Wait! Don’t run away! I know, we’re not talking about scripts, advanced settings, or cool storage or networking features. This stuff is more important because you don’t get to play with that stuff unless the chief financial officer (CFO) signs the checks.
What’s important to the CFO in the IT world? They want to know how much something will cost. With legacy software, that’s relatively easy. Okay, it’s not easy, but once you pay for something, you usually own it. For example, if you purchase five copies of Windows Server Datacenter Edition and 200 user CALs, then you own them. The CFO can take that cost, do some accounting magic, and depreciate those assets over X number of years, possibly even throwing in some tax voodoo.

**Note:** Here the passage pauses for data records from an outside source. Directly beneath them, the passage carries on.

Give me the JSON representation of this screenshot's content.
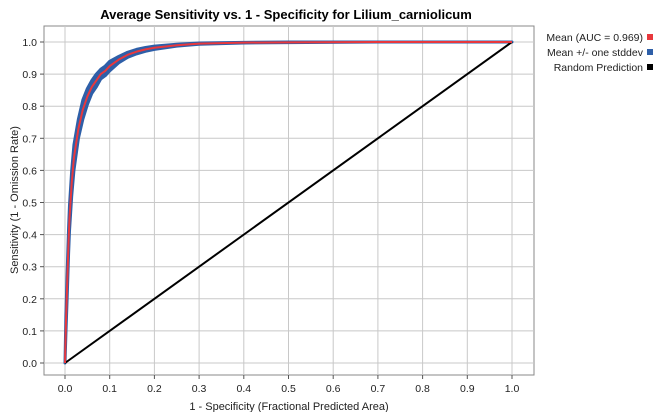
{
  "chart_data": {
    "type": "line",
    "title": "Average Sensitivity vs. 1 - Specificity for Lilium_carniolicum",
    "xlabel": "1 - Specificity (Fractional Predicted Area)",
    "ylabel": "Sensitivity (1 - Omission Rate)",
    "xlim": [
      0,
      1
    ],
    "ylim": [
      0,
      1
    ],
    "x_ticks": [
      "0.0",
      "0.1",
      "0.2",
      "0.3",
      "0.4",
      "0.5",
      "0.6",
      "0.7",
      "0.8",
      "0.9",
      "1.0"
    ],
    "y_ticks": [
      "0.0",
      "0.1",
      "0.2",
      "0.3",
      "0.4",
      "0.5",
      "0.6",
      "0.7",
      "0.8",
      "0.9",
      "1.0"
    ],
    "grid": true,
    "legend_position": "right",
    "series": [
      {
        "name": "Mean (AUC = 0.969)",
        "color": "#e8383d",
        "x": [
          0,
          0.002,
          0.005,
          0.008,
          0.01,
          0.015,
          0.02,
          0.03,
          0.04,
          0.05,
          0.06,
          0.07,
          0.08,
          0.09,
          0.1,
          0.12,
          0.14,
          0.16,
          0.18,
          0.2,
          0.25,
          0.3,
          0.4,
          0.5,
          0.7,
          1.0
        ],
        "y": [
          0,
          0.12,
          0.25,
          0.38,
          0.45,
          0.56,
          0.64,
          0.73,
          0.79,
          0.83,
          0.86,
          0.88,
          0.9,
          0.91,
          0.925,
          0.945,
          0.96,
          0.97,
          0.977,
          0.982,
          0.99,
          0.995,
          0.998,
          0.999,
          1.0,
          1.0
        ]
      },
      {
        "name": "Mean +/- one stddev",
        "color": "#2e5fa8",
        "x": [
          0,
          0.002,
          0.005,
          0.008,
          0.01,
          0.015,
          0.02,
          0.03,
          0.04,
          0.05,
          0.06,
          0.07,
          0.08,
          0.09,
          0.1,
          0.12,
          0.14,
          0.16,
          0.18,
          0.2,
          0.25,
          0.3,
          0.4,
          0.5,
          0.7,
          1.0
        ],
        "upper": [
          0,
          0.15,
          0.29,
          0.42,
          0.49,
          0.6,
          0.68,
          0.76,
          0.82,
          0.855,
          0.88,
          0.9,
          0.915,
          0.925,
          0.94,
          0.955,
          0.968,
          0.977,
          0.983,
          0.987,
          0.993,
          0.997,
          0.999,
          1.0,
          1.0,
          1.0
        ],
        "lower": [
          0,
          0.09,
          0.21,
          0.34,
          0.41,
          0.52,
          0.6,
          0.7,
          0.76,
          0.805,
          0.84,
          0.86,
          0.885,
          0.895,
          0.91,
          0.935,
          0.952,
          0.963,
          0.971,
          0.977,
          0.987,
          0.993,
          0.997,
          0.998,
          1.0,
          1.0
        ]
      },
      {
        "name": "Random Prediction",
        "color": "#000000",
        "x": [
          0,
          1
        ],
        "y": [
          0,
          1
        ]
      }
    ]
  }
}
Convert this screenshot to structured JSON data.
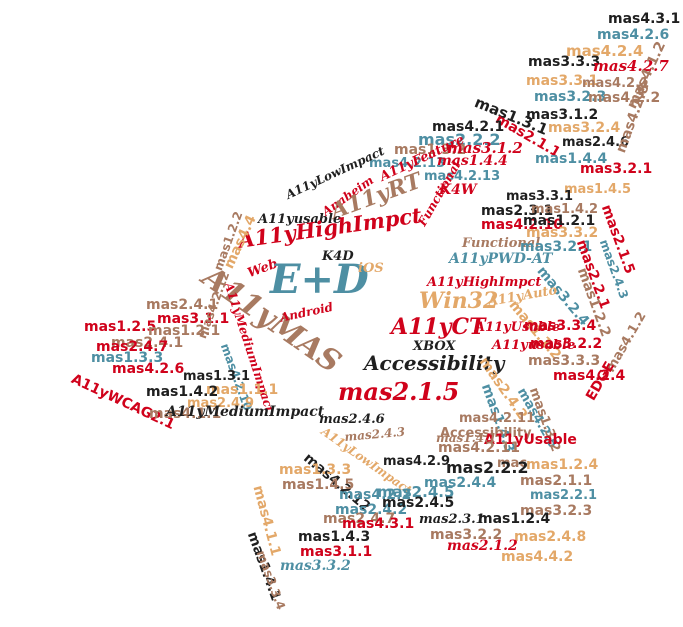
{
  "colors": {
    "red": "#d0021b",
    "brown": "#a87a61",
    "teal": "#4e8fa3",
    "tan": "#e3a869",
    "black": "#1f1f1f"
  },
  "words": [
    {
      "text": "mas4.3.1",
      "color": "black"
    },
    {
      "text": "mas4.2.6",
      "color": "teal"
    },
    {
      "text": "mas4.2.4",
      "color": "tan"
    },
    {
      "text": "mas3.3.3",
      "color": "black"
    },
    {
      "text": "mas4.2.7",
      "color": "red"
    },
    {
      "text": "mas3.3.1",
      "color": "tan"
    },
    {
      "text": "mas4.2.1",
      "color": "brown"
    },
    {
      "text": "mas3.2.3",
      "color": "teal"
    },
    {
      "text": "mas4.2.2",
      "color": "brown"
    },
    {
      "text": "mas1.3.1",
      "color": "black"
    },
    {
      "text": "mas3.1.2",
      "color": "black"
    },
    {
      "text": "mas2.1.1",
      "color": "red"
    },
    {
      "text": "mas4.1.2",
      "color": "brown"
    },
    {
      "text": "mas4.2.1",
      "color": "black"
    },
    {
      "text": "mas2.2.2",
      "color": "teal"
    },
    {
      "text": "mas3.2.4",
      "color": "tan"
    },
    {
      "text": "mas1.3.2",
      "color": "brown"
    },
    {
      "text": "mas3.1.2",
      "color": "red"
    },
    {
      "text": "mas2.4.6",
      "color": "black"
    },
    {
      "text": "mas4.2.13",
      "color": "teal"
    },
    {
      "text": "mas1.4.4",
      "color": "red"
    },
    {
      "text": "mas1.4.4",
      "color": "teal"
    },
    {
      "text": "mas4.2.8",
      "color": "brown"
    },
    {
      "text": "mas4.2.13",
      "color": "teal"
    },
    {
      "text": "mas3.2.1",
      "color": "red"
    },
    {
      "text": "A11yFeature",
      "color": "red"
    },
    {
      "text": "K4W",
      "color": "red"
    },
    {
      "text": "mas1.4.5",
      "color": "tan"
    },
    {
      "text": "Anaheim",
      "color": "red"
    },
    {
      "text": "A11yLowImpact",
      "color": "black"
    },
    {
      "text": "mas3.3.1",
      "color": "black"
    },
    {
      "text": "mas2.3.1",
      "color": "black"
    },
    {
      "text": "mas1.4.2",
      "color": "brown"
    },
    {
      "text": "A11yRT",
      "color": "brown"
    },
    {
      "text": "Functional",
      "color": "red"
    },
    {
      "text": "A11yusable",
      "color": "black"
    },
    {
      "text": "mas4.2.10",
      "color": "red"
    },
    {
      "text": "mas1.2.1",
      "color": "black"
    },
    {
      "text": "mas2.1.5",
      "color": "red"
    },
    {
      "text": "mas3.3.2",
      "color": "tan"
    },
    {
      "text": "A11yHighImpct",
      "color": "red"
    },
    {
      "text": "Functional",
      "color": "brown"
    },
    {
      "text": "mas3.2.1",
      "color": "teal"
    },
    {
      "text": "mas2.4.3",
      "color": "teal"
    },
    {
      "text": "mas2.2.1",
      "color": "red"
    },
    {
      "text": "K4D",
      "color": "black"
    },
    {
      "text": "A11yPWD-AT",
      "color": "teal"
    },
    {
      "text": "mas4.4",
      "color": "tan"
    },
    {
      "text": "Web",
      "color": "red"
    },
    {
      "text": "E+D",
      "color": "teal"
    },
    {
      "text": "iOS",
      "color": "tan"
    },
    {
      "text": "mas3.2.4",
      "color": "teal"
    },
    {
      "text": "mas1.2.2",
      "color": "brown"
    },
    {
      "text": "mas1.2.2",
      "color": "brown"
    },
    {
      "text": "A11yMAS",
      "color": "brown"
    },
    {
      "text": "A11yHighImpct",
      "color": "red"
    },
    {
      "text": "Win32",
      "color": "tan"
    },
    {
      "text": "mas2.4.1",
      "color": "brown"
    },
    {
      "text": "A11yAuto",
      "color": "tan"
    },
    {
      "text": "mas1.1.2",
      "color": "tan"
    },
    {
      "text": "A11yMediumImpact",
      "color": "red"
    },
    {
      "text": "Android",
      "color": "red"
    },
    {
      "text": "mas3.1.1",
      "color": "red"
    },
    {
      "text": "mas1.2.5",
      "color": "red"
    },
    {
      "text": "mas1.2.1",
      "color": "brown"
    },
    {
      "text": "A11yCT",
      "color": "red"
    },
    {
      "text": "A11yUsable",
      "color": "red"
    },
    {
      "text": "mas3.3.4",
      "color": "red"
    },
    {
      "text": "mas2.4.1",
      "color": "brown"
    },
    {
      "text": "mas4.2.12",
      "color": "brown"
    },
    {
      "text": "mas2.4.7",
      "color": "red"
    },
    {
      "text": "mas1.3.3",
      "color": "teal"
    },
    {
      "text": "mas4.2.10",
      "color": "teal"
    },
    {
      "text": "XBOX",
      "color": "black"
    },
    {
      "text": "A11yusable",
      "color": "red"
    },
    {
      "text": "mas3.2.2",
      "color": "red"
    },
    {
      "text": "mas4.2.6",
      "color": "red"
    },
    {
      "text": "mas1.3.1",
      "color": "black"
    },
    {
      "text": "Accessibility",
      "color": "black"
    },
    {
      "text": "mas3.3.3",
      "color": "brown"
    },
    {
      "text": "mas2.4.2",
      "color": "tan"
    },
    {
      "text": "mas4.2.4",
      "color": "red"
    },
    {
      "text": "mas4.1.2",
      "color": "brown"
    },
    {
      "text": "mas1.1.1",
      "color": "tan"
    },
    {
      "text": "mas1.4.2",
      "color": "black"
    },
    {
      "text": "mas2.4.9",
      "color": "tan"
    },
    {
      "text": "A11yWCAG2.1",
      "color": "red"
    },
    {
      "text": "mas2.1.5",
      "color": "red"
    },
    {
      "text": "mas1.4.3",
      "color": "teal"
    },
    {
      "text": "mas4.2.5",
      "color": "teal"
    },
    {
      "text": "mas1.3.2",
      "color": "brown"
    },
    {
      "text": "mas4.1.1",
      "color": "brown"
    },
    {
      "text": "EDGE",
      "color": "red"
    },
    {
      "text": "A11yMediumImpact",
      "color": "black"
    },
    {
      "text": "mas2.4.6",
      "color": "black"
    },
    {
      "text": "mas4.2.11",
      "color": "brown"
    },
    {
      "text": "Accessibility",
      "color": "brown"
    },
    {
      "text": "A11yLowImpact",
      "color": "tan"
    },
    {
      "text": "mas2.4.3",
      "color": "brown"
    },
    {
      "text": "A11yUsable",
      "color": "red"
    },
    {
      "text": "mas1.4.1",
      "color": "brown"
    },
    {
      "text": "mas4.2.11",
      "color": "brown"
    },
    {
      "text": "mas4.2.12",
      "color": "black"
    },
    {
      "text": "mas4.2.9",
      "color": "black"
    },
    {
      "text": "mac",
      "color": "brown"
    },
    {
      "text": "mas2.2.2",
      "color": "black"
    },
    {
      "text": "mas1.2.4",
      "color": "tan"
    },
    {
      "text": "mas1.3.3",
      "color": "tan"
    },
    {
      "text": "mas1.4.5",
      "color": "brown"
    },
    {
      "text": "mas2.4.4",
      "color": "teal"
    },
    {
      "text": "mas2.1.1",
      "color": "brown"
    },
    {
      "text": "mas4.2.2",
      "color": "teal"
    },
    {
      "text": "mas2.2.1",
      "color": "teal"
    },
    {
      "text": "mas2.4.5",
      "color": "teal"
    },
    {
      "text": "mas2.4.2",
      "color": "teal"
    },
    {
      "text": "mas2.4.5",
      "color": "black"
    },
    {
      "text": "mas2.4.7",
      "color": "brown"
    },
    {
      "text": "mas3.2.3",
      "color": "brown"
    },
    {
      "text": "mas4.1.1",
      "color": "tan"
    },
    {
      "text": "mas4.3.1",
      "color": "red"
    },
    {
      "text": "mas2.3.1",
      "color": "black"
    },
    {
      "text": "mas1.2.4",
      "color": "black"
    },
    {
      "text": "mas1.4.3",
      "color": "black"
    },
    {
      "text": "mas3.2.2",
      "color": "brown"
    },
    {
      "text": "mas2.4.8",
      "color": "tan"
    },
    {
      "text": "mas1.4.1",
      "color": "black"
    },
    {
      "text": "mas3.1.1",
      "color": "red"
    },
    {
      "text": "mas2.1.2",
      "color": "red"
    },
    {
      "text": "mas3.3.2",
      "color": "teal"
    },
    {
      "text": "mas4.4.2",
      "color": "tan"
    },
    {
      "text": "mas3.3.4",
      "color": "brown"
    }
  ]
}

Now let’s change that to a scenario where you’re going to deploy those machines in a public cloud. If that public cloud is Azure, then you’ve got to estimate how much of the following will be consumed every month:
CFOs like easy and predictable. And they like assets that they can depreciate. None of these traits can be found here.
A Microsoft customer can get a certain amount of price predictability using special volume licensing programs such as OVS for small-to-medium enterprises (SMEs), which locks in pricing over a number of years. A program such as OVS offers a simple model:
That’s a bit of a simplification, but it’s not far from the truth. Things aren’t so predictable with cloud computing. We’ve all become accustomed to the costs of cloud computing coming down every few months. But customers in the Euro zone (the single currency used by a number of European Union states) and Australia found out in the last week that cloud computing costs can increase sharply and at short notice. Microsoft announced the following would happen on August 1st:
Many of these increases can be justified by currency fluctuations, as the Euro has crashed compared to the US Dollar, but customers don’t perceive it that way. Instead they see increased costs at less than one months’ notice. How is a CFO supposed to budget an IT spend over one year with these kinds of increases, let alone over three or five years? Note that these products aren’t price protected under open licensing programs like volume licensing products are (some of which are also going up, particularly user CALs by 13 percent).
There are two problems. First, giving customers less than one months’ notice of price increases for these utilities is absurd. This isn’t home electricity, where I can switch suppliers at will. If that’s how Microsoft wants us to view cloud computing, then things will change, and not in a way that Microsoft stockholders will appreciate.
Second, customers want price predictability. If they are going to invest in a platform, then they need protection for several years against massive price increases. A big fear that many have had is that Microsoft would lure customers into the cloud with cheap pricing and then slam the door shut and announce price hikes. I know that’s not what Microsoft is doing, but that’s how it feels to many customers right now — the cost of using Microsoft’s clouds just went up by as much as 26 percent, while everything else has stayed static or reduced.
At this time, I have not been made aware of any price increases by Amazon or Google. Maybe these recent announcements will be Microsoft’s answer to VMware’s vTax of several years ago.
Many moons ago, when Gartner told us that we would all be using VDI from our hover-cars, we were also told that VDI was cheaper. That’s a myth, as VDI changes how desktops are deployed, but costs can actually increase. The same is true of the cloud. Some cloud solutions do reduce costs, cloud solutions are are not a cheaper alternative to on-premises computing for the most part. The cloud changes how we can deploy IT and what we spend our time doing. Instead of being limited to what we can afford over three to five years on premises, the cloud allows us to use high-end solutions on a utility basis. It increases flexibility, and it allows us to focus on where IT can add value.
But CFOs will focus on finances. In my opinion, Microsoft needs to give customers solutions that suit the techies and the business, and right now, there’s room for improvement.